Scuola: serve ancora ripartire da queste premesse?
When in trouble go chic, dicono gli inglesi. Proverbio che riportato a noi suona più o meno: in tempo di crisi bisogna ripartire dai fondamentali. E’ avendo chiaro il modello di scuola che vogliamo che possiamo comprendere la gravità dei processi in atto.
- Il decreto varato dal Governo riguarda la formazione di tutti gli insegnanti. Non un aggiornamento che l’insegnante, da professionista, decide in funzione della sua classe, dei metodi, del confronto con i colleghi, degli obiettivi didattici, ma una formazione imposta, obbligatoria, triennale, a pacchetti di ore, gratis, con verifica in itinere e finale. Addio alla libertà di insegnamento.
- Nel 2000 il ministro Berlinguer promosse il ‘concorsone’ per premiare il 25% dei docenti. Il ministro Gelmini nel 2010 tenta una sperimentazione a Torino e Napoli. Nel 2015 Renzi introduce nella Buona scuola la chiamata diretta e il bonus di merito deciso dai presidi.
Il primo fu costretto alle dimissioni.

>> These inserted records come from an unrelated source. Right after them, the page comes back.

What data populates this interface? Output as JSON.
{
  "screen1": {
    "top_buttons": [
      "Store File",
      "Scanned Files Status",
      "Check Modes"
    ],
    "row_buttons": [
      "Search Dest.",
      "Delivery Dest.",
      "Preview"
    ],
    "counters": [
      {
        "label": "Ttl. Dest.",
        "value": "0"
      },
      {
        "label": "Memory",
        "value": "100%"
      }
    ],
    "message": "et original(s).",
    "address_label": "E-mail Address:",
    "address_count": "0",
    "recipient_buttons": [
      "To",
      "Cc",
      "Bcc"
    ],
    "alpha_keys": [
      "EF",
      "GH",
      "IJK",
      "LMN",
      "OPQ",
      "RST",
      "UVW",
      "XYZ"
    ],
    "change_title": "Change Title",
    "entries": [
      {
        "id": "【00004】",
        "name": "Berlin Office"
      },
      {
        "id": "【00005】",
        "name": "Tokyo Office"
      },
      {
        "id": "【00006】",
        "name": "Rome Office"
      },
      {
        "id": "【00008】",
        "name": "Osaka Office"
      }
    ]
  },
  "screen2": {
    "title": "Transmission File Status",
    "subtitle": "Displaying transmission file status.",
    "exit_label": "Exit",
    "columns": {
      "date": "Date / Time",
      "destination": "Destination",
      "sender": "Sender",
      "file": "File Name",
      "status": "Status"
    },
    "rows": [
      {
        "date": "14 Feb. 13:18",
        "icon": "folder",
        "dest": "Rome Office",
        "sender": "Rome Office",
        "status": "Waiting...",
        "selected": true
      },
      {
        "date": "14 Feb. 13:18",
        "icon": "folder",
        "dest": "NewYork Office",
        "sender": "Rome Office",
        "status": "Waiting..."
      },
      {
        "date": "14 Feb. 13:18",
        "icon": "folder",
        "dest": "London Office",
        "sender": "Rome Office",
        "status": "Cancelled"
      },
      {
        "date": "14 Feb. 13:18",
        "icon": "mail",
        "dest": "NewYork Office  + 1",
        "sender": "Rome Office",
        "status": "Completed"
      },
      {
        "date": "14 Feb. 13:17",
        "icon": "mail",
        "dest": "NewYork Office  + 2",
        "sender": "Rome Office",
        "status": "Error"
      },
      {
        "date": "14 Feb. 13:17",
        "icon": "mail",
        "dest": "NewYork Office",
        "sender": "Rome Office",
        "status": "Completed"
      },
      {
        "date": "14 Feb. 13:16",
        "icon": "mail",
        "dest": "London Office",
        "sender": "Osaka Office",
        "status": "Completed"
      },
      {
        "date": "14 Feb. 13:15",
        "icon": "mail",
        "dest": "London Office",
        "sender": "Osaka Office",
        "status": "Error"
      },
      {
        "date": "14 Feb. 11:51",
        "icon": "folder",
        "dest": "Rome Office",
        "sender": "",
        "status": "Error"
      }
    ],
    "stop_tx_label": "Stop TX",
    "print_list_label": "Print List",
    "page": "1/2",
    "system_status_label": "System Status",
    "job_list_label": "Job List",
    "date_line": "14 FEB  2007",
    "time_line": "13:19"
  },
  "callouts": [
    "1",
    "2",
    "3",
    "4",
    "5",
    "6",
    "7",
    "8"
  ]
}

Il secondo tentativo fallì. La Legge 107 è stata smontata pezzo per pezzo. In tutti e tre i casi le proteste della scuola sono state determinanti per impedire una pedagogia di metodo e dividere l’unità della categoria. - Il progetto governativo è addirittura peggiore: il decreto all’esame del Parlamento offre questo progetto: formazione obbligatoria, valutazione e bonus per il 40% dei docenti (al termine del triennio). La protesta è inevitabile.
- La formazione viene affidata ad una Scuola di Alta Formazione, tutta orientata ad una gestione ‘manageriale’ delle scuole e rispondente alle logiche non-cognitive degli studenti-clienti-lavoratori, finanziata dai fondi del Pnrr e poi dalla Card docenti, dal Mof e dal taglio di 10mila cattedre.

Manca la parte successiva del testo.